The most current forcast by the National Oceanic Atmospheric Administration (NOAA) said La Niña will not be a major influence in the Mid-Atlantic and Northeast this winter. La Niña means cold and snow.
But, said the forcast. But the Arctic Oscillation can be a big player. "If the combination of enough cold air and moisture come together this winter, we could see above-average snowfall," reported NOAA.
We may experience that "but" this weekend.
The National Weather Service has issued a Hazardous Weather Outlook, with snow expected Saturday. For Burke and the immediate area, little or no snow accumulation is expected. Up to six inches is expected in the mountains west of D.C.

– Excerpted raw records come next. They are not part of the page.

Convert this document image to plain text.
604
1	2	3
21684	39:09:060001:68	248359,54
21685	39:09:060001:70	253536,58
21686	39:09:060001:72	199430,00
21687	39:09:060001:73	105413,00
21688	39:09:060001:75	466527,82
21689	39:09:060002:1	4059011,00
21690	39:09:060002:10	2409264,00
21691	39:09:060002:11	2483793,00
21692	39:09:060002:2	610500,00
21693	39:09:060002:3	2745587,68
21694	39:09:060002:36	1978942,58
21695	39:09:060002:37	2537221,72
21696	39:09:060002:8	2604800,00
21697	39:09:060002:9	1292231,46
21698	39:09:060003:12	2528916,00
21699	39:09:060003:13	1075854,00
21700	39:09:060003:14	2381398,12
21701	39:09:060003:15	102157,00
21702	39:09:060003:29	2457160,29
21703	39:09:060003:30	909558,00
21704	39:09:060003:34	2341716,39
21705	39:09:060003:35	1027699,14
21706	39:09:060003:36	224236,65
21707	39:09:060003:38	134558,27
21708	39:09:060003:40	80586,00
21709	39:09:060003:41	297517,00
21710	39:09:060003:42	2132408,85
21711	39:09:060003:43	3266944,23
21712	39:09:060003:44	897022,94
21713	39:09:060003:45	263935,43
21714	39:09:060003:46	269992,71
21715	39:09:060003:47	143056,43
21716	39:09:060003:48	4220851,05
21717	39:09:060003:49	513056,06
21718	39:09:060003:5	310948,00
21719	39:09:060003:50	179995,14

The 2012 Farmers Almanac calls for a winter of near-normal temperatures and above normal snow fall for the Atlantic corridor from Richmond to Boston. Although most .
The Almanac predicts our coldest temperatures in mid-December, and early and mid-February. The snowiest periods are expected in mid-December, mid- and late January, and late February.

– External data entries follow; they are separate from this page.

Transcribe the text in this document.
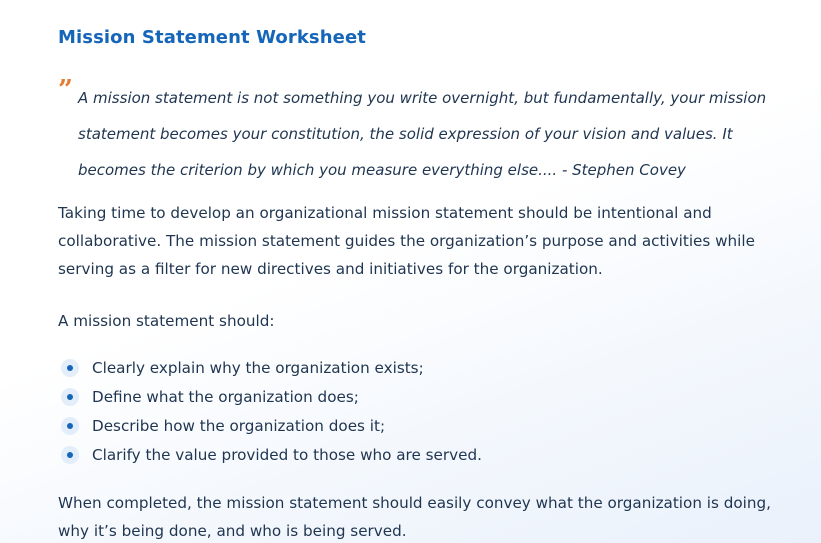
Mission Statement Worksheet
” A mission statement is not something you write overnight, but fundamentally, your mission statement becomes your constitution, the solid expression of your vision and values. It becomes the criterion by which you measure everything else.... - Stephen Covey

Taking time to develop an organizational mission statement should be intentional and collaborative. The mission statement guides the organization’s purpose and activities while serving as a filter for new directives and initiatives for the organization.

A mission statement should:

Clearly explain why the organization exists;
Define what the organization does;
Describe how the organization does it;
Clarify the value provided to those who are served.

When completed, the mission statement should easily convey what the organization is doing, why it’s being done, and who is being served.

Henry Margusity at AccuWeather.com and Megan Michelson of ESPN Action Sports predict La Niña will have an impact on our winter weather. "The major cities [in the Interstate 95 Corridor] will probably be fighting many mix precip storms with the snow lovers along the I-95 corridor pulling their hair over heavy snow versus ice and rain," Margusity said.
Snow lovers can plan their happy dance for the end of January. The Almanac predicts an East Coast blizzard Jan. 30 - 31.